E, a exemplo do que se dá com nomes consagrados de logradouros que seguem em uso mesmo depois de rebatizados por vereadores, não se tem notícia de que o termo "planeta-anão" tenha caído no gosto do público.

Verdade que não cabe ao senso comum definir conceitos científicos, e sim a especialistas. Ocorre que a medida da UAI em 2006 esteve a anos-luz da unanimidade.

Formara-se um comitê para recomendar uma definição sólida de planeta, e o grupo apresentou uma fórmula simples e compreensível: todos os corpos celestes que descrevam órbita ao redor de uma estrela, mas que não sejam uma estrela, e que tenham massa suficiente para que a sua própria gravidade os torne esféricos.

A proposta terminou derrotada na assembleia da UAI. A reunião já se esvaziara quando o tema entrou em votação, e um grupo interessado em exilar Plutão —que tem apenas 70% do diâmetro da Lua— logrou consagrar o critério segundo o qual um verdadeiro planeta precisa ter sua órbita livre de objetos menores, como asteroides.

Nos confins do Sistema Solar, Plutão convive com vários desses corpos errantes, e foi por isso relegado à categoria de planeta-anão.
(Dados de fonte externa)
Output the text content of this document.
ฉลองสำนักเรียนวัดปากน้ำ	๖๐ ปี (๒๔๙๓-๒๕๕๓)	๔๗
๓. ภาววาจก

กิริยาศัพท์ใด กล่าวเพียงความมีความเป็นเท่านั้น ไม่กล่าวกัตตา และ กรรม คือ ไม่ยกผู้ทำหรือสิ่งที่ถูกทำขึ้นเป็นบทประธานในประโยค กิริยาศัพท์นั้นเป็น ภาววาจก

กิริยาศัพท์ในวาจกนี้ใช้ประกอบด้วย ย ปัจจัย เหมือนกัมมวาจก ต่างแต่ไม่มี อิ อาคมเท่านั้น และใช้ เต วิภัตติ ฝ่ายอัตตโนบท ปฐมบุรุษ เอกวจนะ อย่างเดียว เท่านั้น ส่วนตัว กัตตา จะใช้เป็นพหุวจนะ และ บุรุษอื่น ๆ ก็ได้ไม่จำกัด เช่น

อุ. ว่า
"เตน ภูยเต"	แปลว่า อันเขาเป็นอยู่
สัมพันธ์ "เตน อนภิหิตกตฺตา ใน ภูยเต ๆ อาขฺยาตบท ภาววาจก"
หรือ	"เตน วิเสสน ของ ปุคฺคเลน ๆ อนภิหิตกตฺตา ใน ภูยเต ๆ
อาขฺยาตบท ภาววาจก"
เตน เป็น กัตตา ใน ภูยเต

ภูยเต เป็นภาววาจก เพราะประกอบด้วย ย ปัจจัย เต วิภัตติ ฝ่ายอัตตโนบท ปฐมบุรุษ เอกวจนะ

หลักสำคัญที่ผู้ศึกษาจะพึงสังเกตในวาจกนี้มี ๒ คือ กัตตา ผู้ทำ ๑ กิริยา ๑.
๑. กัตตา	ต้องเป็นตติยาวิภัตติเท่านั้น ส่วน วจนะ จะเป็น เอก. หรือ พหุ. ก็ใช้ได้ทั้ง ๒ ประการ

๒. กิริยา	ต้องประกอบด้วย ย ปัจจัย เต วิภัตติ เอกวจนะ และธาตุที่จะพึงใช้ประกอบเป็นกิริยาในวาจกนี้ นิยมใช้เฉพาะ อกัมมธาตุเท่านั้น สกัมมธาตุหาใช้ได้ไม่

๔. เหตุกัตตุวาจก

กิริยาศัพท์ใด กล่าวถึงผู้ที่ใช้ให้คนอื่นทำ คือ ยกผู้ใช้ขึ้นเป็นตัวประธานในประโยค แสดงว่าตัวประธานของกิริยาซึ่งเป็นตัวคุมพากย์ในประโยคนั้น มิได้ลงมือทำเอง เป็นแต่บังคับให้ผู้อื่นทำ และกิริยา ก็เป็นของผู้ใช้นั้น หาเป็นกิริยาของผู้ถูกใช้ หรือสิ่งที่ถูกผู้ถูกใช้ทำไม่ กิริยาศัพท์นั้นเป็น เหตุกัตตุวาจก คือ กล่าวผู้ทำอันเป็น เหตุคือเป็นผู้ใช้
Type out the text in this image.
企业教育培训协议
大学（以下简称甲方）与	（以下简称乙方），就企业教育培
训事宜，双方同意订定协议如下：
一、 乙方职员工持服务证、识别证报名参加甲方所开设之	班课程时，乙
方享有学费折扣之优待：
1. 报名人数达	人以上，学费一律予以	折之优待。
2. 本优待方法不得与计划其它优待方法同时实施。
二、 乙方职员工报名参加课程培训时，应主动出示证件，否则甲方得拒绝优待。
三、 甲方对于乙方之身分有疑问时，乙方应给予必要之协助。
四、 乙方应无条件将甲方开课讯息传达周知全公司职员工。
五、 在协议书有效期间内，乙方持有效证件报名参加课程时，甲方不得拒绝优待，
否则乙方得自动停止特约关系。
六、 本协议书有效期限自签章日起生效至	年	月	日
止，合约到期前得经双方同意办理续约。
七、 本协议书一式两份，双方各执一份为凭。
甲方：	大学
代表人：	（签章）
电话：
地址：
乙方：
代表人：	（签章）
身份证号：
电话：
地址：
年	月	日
O mais óbvio problema dessa novidade está numa contradição interna: ela implica afirmar que planetas-anões não são planetas.

Para agravar a má fama do rebaixamento, em julho de 2007 a sonda New Horizons enviou imagens inéditas e surpreendentes, a revelar que o desclassificado ostentava superfície com várias áreas lisas, sem cicatrizes de impactos, indícios de inesperada atividade geológica e montanhas de gelo com até 3.500 metros de altitude.

Esperava-se o retrato de um astro velho, frio e inerte, mas a ciência se deparou com a imagem enigmática de um corpo recente e em plena atividade. Ficou ainda mais difícil não se referir a ele como um planeta, como se fosse uma rocha qualquer vagando pelo cosmos.